In the main group of patients, repeated hospitalization of patients to the clinic due to a deterioration in the condition of patients was in isolated cases, and was more associated with the effects of GERD (nausea, frequent vomiting, the need for infusion therapy) with an average inpatient treatment of 5.2 bed days, whereas On average, patients in the control group were re-admitted to the clinic 3.1 times, which led to an increase in the average value of inpatient treatment to 15.6 bed days with an extension of disability and quality of life.
Thus, a comparative assessment of long–term treatment results showed that due to the use of our modified HDL in patients with metabolic syndrome on the background of GERD, it allowed to increase the frequency of "excellent" results from an average of 11.1% to 23.3% of cases (2.1 times), "good" results - from 22.2% to 50% (in 2.25 times), completely avoid cases with "unsatisfactory" results of treatment of this disease, as well as reduce the frequency of repeated hospitalizations to the clinic by 3.9 times, and the number of beds-days - by 3 times, which indicates an improvement in the results of treatment of patients, an increase in life expectancy and a reduction in the duration of disability.

4. Conclusions

1. The reasons for the unsatisfactory treatment results of patients after the use of traditional laparoscopic longitudinal gastric resection, characterized by low values of "excellent" and "good" treatment results, both in the immediate (9.6% and 22.5%, respectively) and in the long-term (11.1% and 22.2%) periods, are the development of a high incidence of postoperative complications (up to 1.15 units per 1 patient) and recurrence of gastroesophageal reflux disease. All this required repeated hospitalizations of patients to the clinic (an average of 3.2± 0.9 times) with an extension of treatment time (up to an average of 15.6±0.3 bed days), which in turn caused a decrease in the quality of life of patients against the background of the preservation of the components of the metabolic syndrome.

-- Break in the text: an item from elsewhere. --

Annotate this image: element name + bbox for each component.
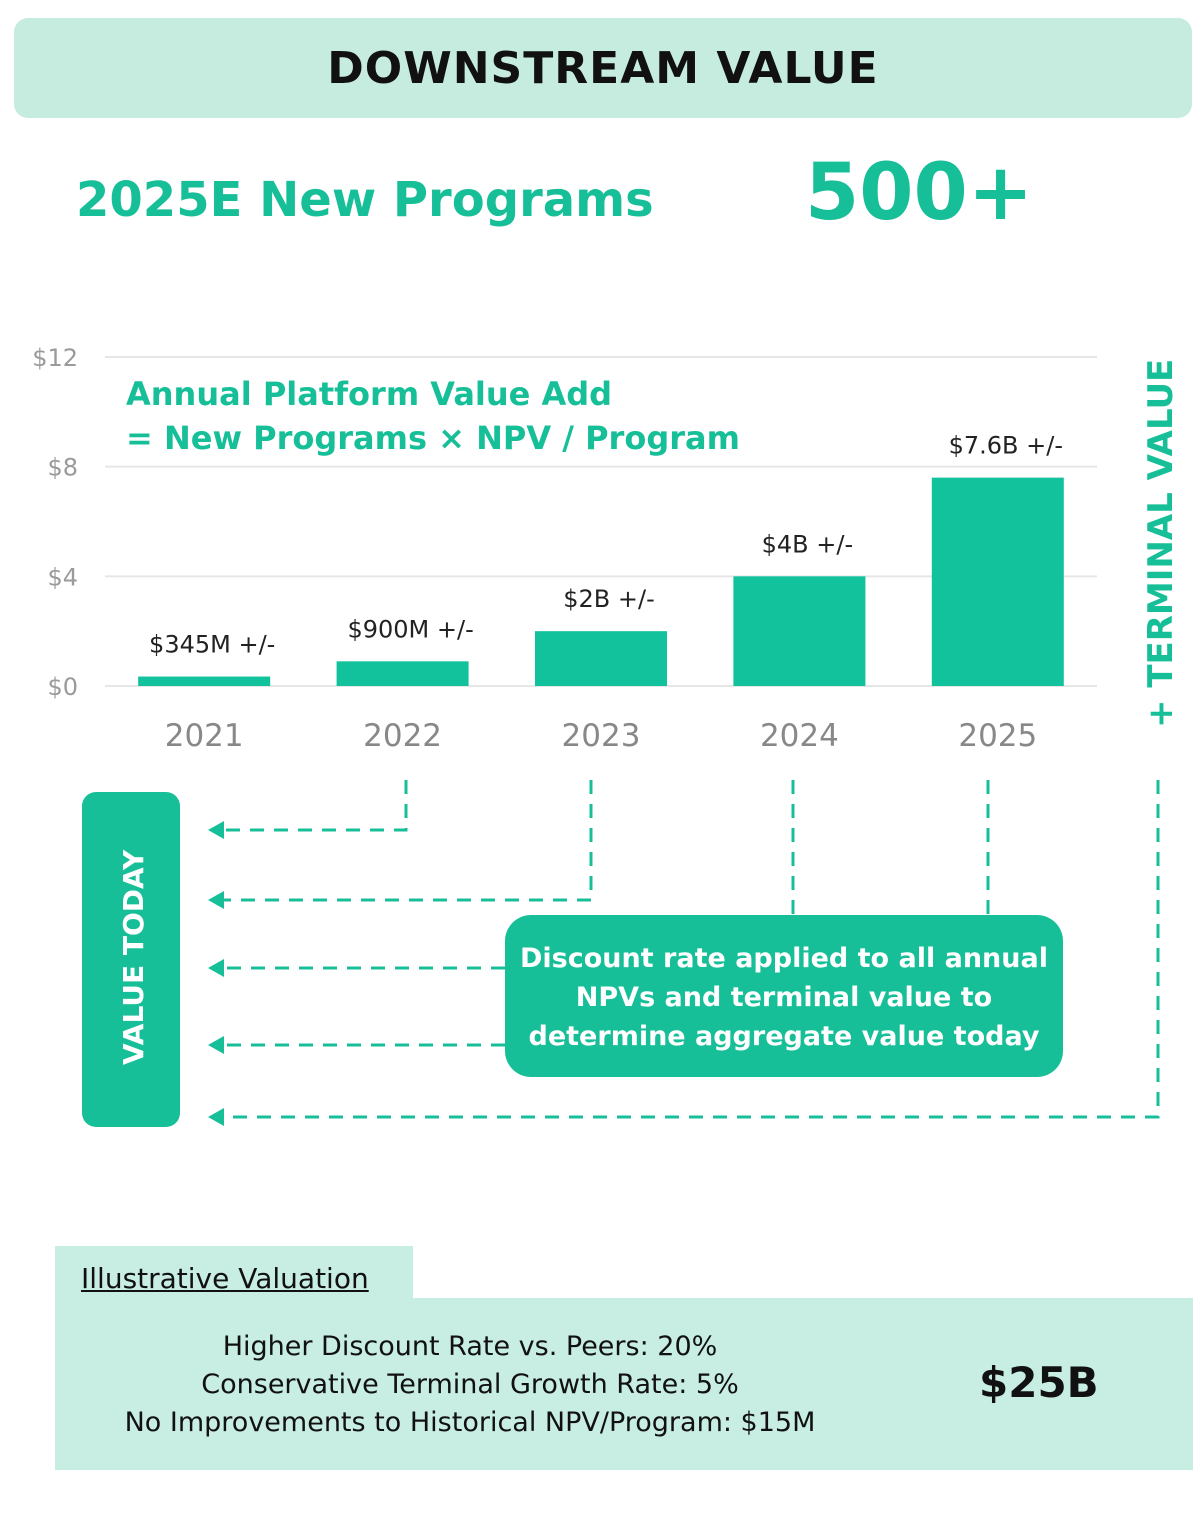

2. The best option for laparoscopic longitudinal gastric resection in patients with metabolic syndrome on the background of gastroesophageal reflux disease is a technically feasible option for creating an anti-reflux position of the stomach with the formation of an anti-reflux cuff around the abdominal part of the esophagus by tightly stitching the mobilized part of the large omentum on the calibration probe 36 Fr.

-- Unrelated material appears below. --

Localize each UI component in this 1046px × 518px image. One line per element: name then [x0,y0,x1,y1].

3. The use of modified laparoscopic longitudinal gastric resection in patients with metabolic syndrome on the background of gastroesophageal reflux disease improved the results of immediate treatment results in the form of an increase in the frequency of "excellent" results from an average of 9.6% to 24.2% of cases, that is, 2.5 times, "good" results – from 22.5% to 42.9%, that is, by 1.9 times, and also to reduce the frequency of "unsatisfactory" treatment results from 17.9% to 8.3%, that is, by 2.2 times. The effectiveness of the modified laparoscopic longitudinal gastric resection made it possible in the early postoperative period to reduce the number of inpatient bed days from 16.6±3.5 to 7.2±2.2 bed days, that is, by 2.3 times.

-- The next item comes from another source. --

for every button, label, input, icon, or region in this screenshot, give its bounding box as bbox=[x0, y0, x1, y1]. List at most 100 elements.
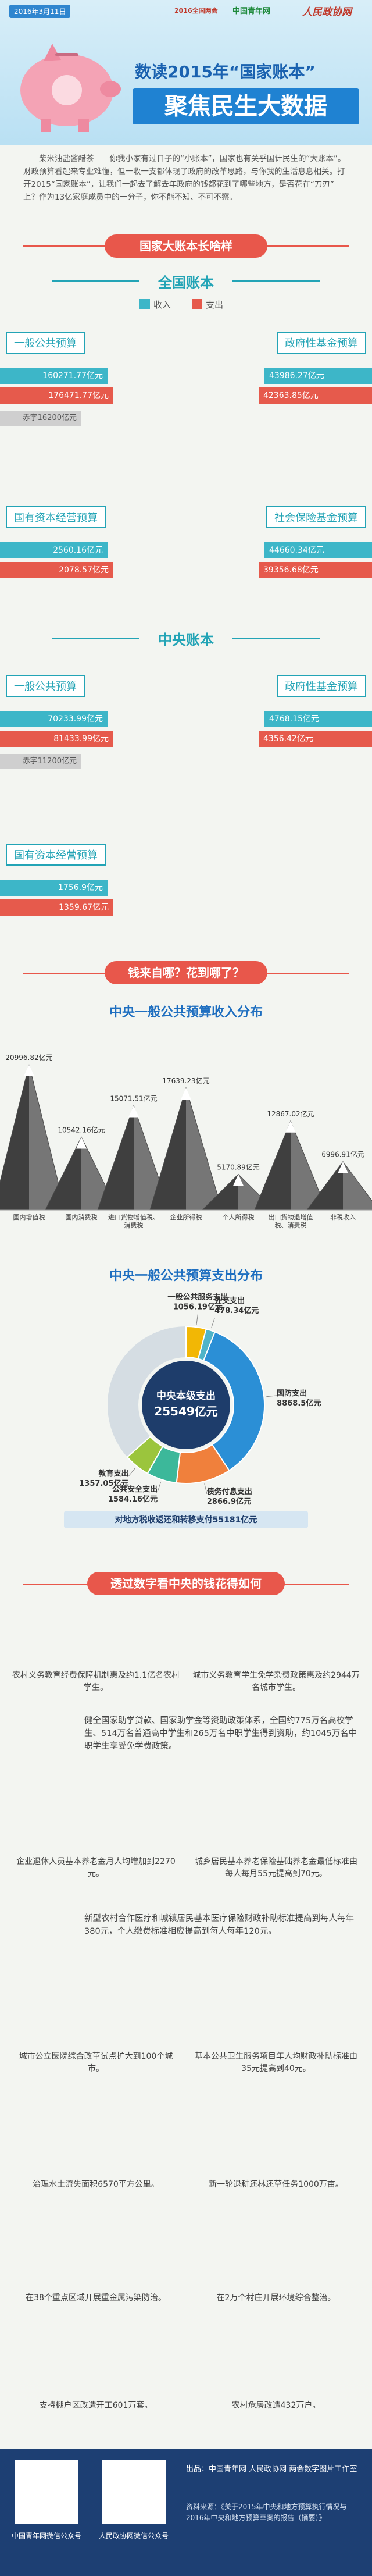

4. The use of modified laparoscopic longitudinal gastric resection in patients with metabolic syndrome on the background of gastroesophageal reflux disease improved the results of long–term treatment results in the form of an increase in the frequency of "excellent" results from an average of 11.1% to 23.3% of cases, that is, 2.1 times, "good" results - from 22.2% to 50%, that is by 2.25 times, to completely avoid cases with "unsatisfactory" results of treatment of this disease, as well as to reduce the frequency of repeated hospitalizations to the clinic by 3.9 times, and the number of beds-days - by 3 times, which indicates an improvement in the results of treatment of patients, an improvement in the quality of life and a reduction in the duration of disability.